DOI: 10.1093/hr/uhad174 ISSN:

Role of methylation in vernalization and photoperiod pathway: a potential flowering regulator?

Meimei Shi, Chunlei Wang, Peng Wang, Fahong Yun, Zhiya Liu, Fujin Ye, Lijuan Wei, Weibiao Liao
  • Horticulture
  • Plant Science
  • Genetics
  • Biochemistry
  • Biotechnology

Abstract

Recognized as a pivotal developmental transition, flowering marks the continuation of a plant’s lifecycle. Vernalization and photoperiod are two major flowering pathways orchestrating numerous florigenic signals. Methylation, including histone, DNA and RNA methylation, is one of recent focuses on plant development. Considerable studies reveal that methylation seems to show an increasing potential regulatory role in plant flowering via altering relevant gene expression without altering genetic basis.
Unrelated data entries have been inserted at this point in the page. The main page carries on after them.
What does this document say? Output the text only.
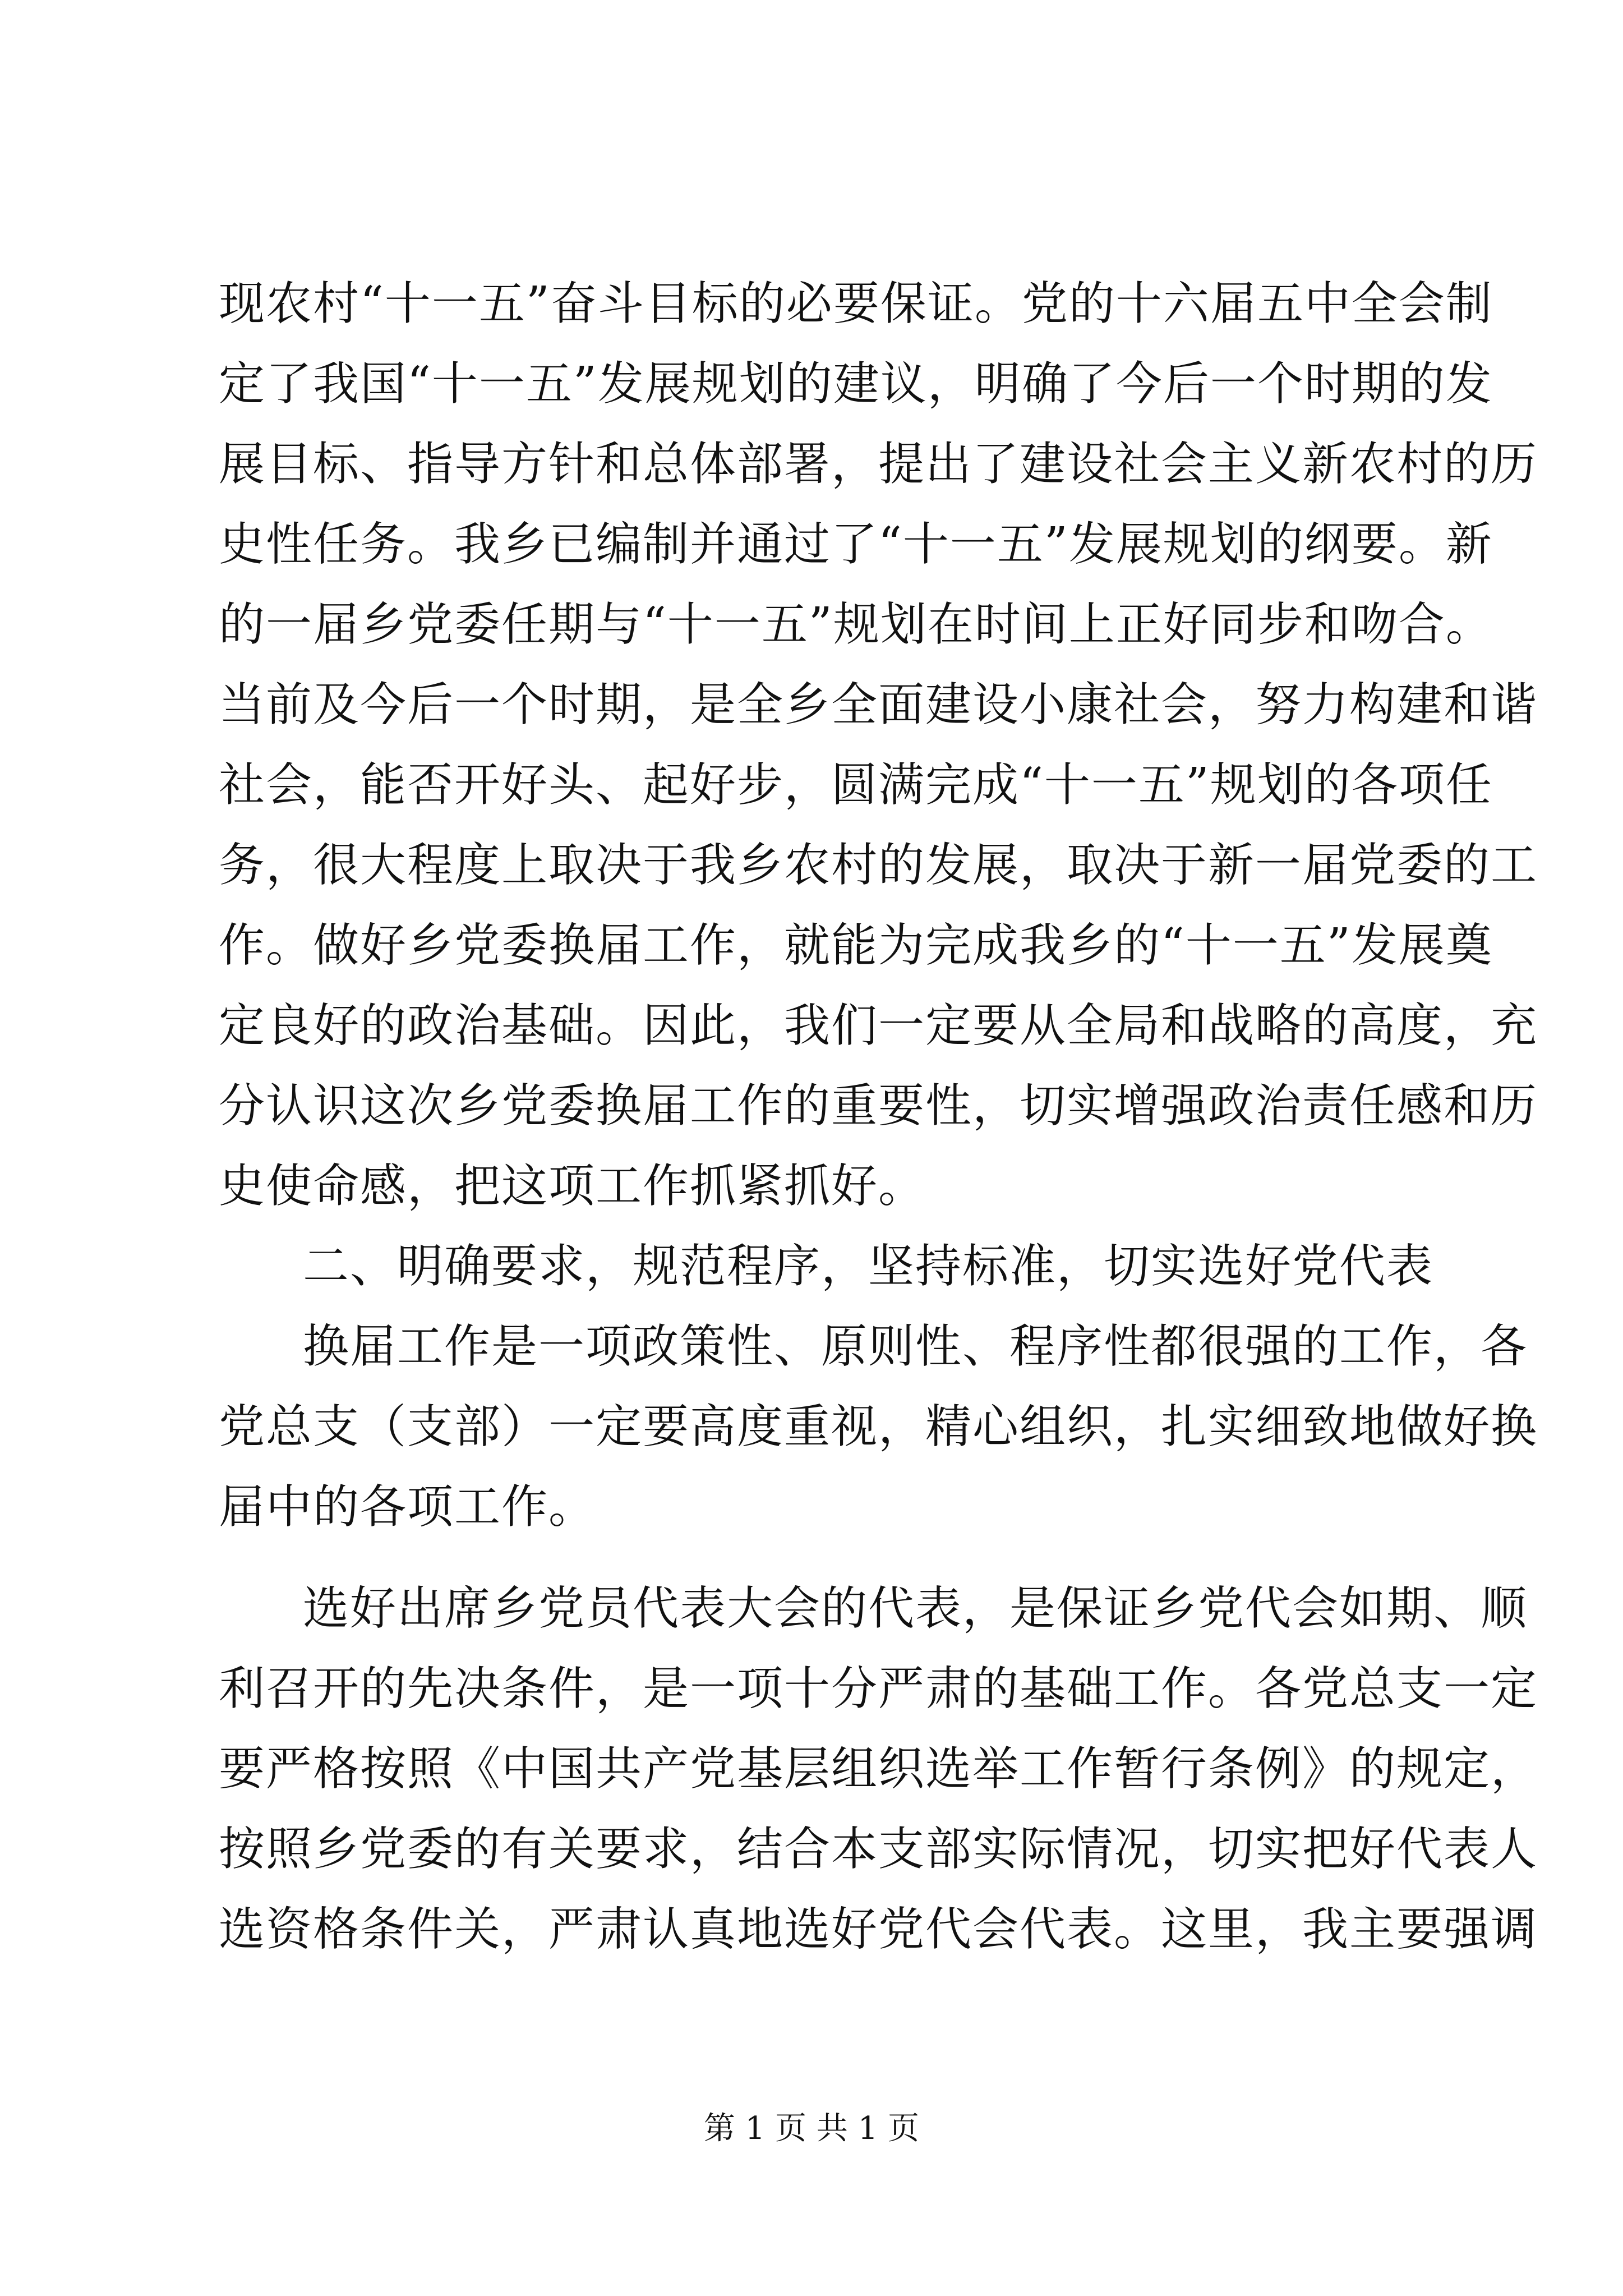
现农村“十一五”奋斗目标的必要保证。党的十六届五中全会制
定了我国“十一五”发展规划的建议，明确了今后一个时期的发
展目标、指导方针和总体部署，提出了建设社会主义新农村的历
史性任务。我乡已编制并通过了“十一五”发展规划的纲要。新
的一届乡党委任期与“十一五”规划在时间上正好同步和吻合。
当前及今后一个时期，是全乡全面建设小康社会，努力构建和谐
社会，能否开好头、起好步，圆满完成“十一五”规划的各项任
务，很大程度上取决于我乡农村的发展，取决于新一届党委的工
作。做好乡党委换届工作，就能为完成我乡的“十一五”发展奠
定良好的政治基础。因此，我们一定要从全局和战略的高度，充
分认识这次乡党委换届工作的重要性，切实增强政治责任感和历
史使命感，把这项工作抓紧抓好。
二、明确要求，规范程序，坚持标准，切实选好党代表
换届工作是一项政策性、原则性、程序性都很强的工作，各
党总支（支部）一定要高度重视，精心组织，扎实细致地做好换
届中的各项工作。
选好出席乡党员代表大会的代表，是保证乡党代会如期、顺
利召开的先决条件，是一项十分严肃的基础工作。各党总支一定
要严格按照《中国共产党基层组织选举工作暂行条例》的规定，
按照乡党委的有关要求，结合本支部实际情况，切实把好代表人
选资格条件关，严肃认真地选好党代会代表。这里，我主要强调
第 1 页 共 1 页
However, little is reviewed about whether/how methylation acts on vernalization- and photoperiod-induced flowering before and after FLC reactivation, what role RNA methylation plays in vernalization- and photoperiod-induced flowering, how methylation participates simultaneously in both vernalization- and photoperiod-induced flowering, the heritability of methylation memory under vernalization/photoperiod pathway, and whether/how methylation replaces vernalization/photoinduction to regulate flowering. Our review provides an insight about the crosstalk among genetic control of flowering gene network, methylation (methyltransferases/demethylases) and external signals (cold, light, sRNA and phytohormones) in vernalization and photoperiod pathways. The existing evidence that RNA methylation may play a potential regulatory role in vernalization- and photoperiod-induced flowering has been gathered and represented for the first time. This review speculates and discusses the possibility of methylation substitution for vernalization and photoinduction to promote flowering. Current evidences are utilized to discuss the possibility of future methylation reagents becoming flowering regulator at the molecular level.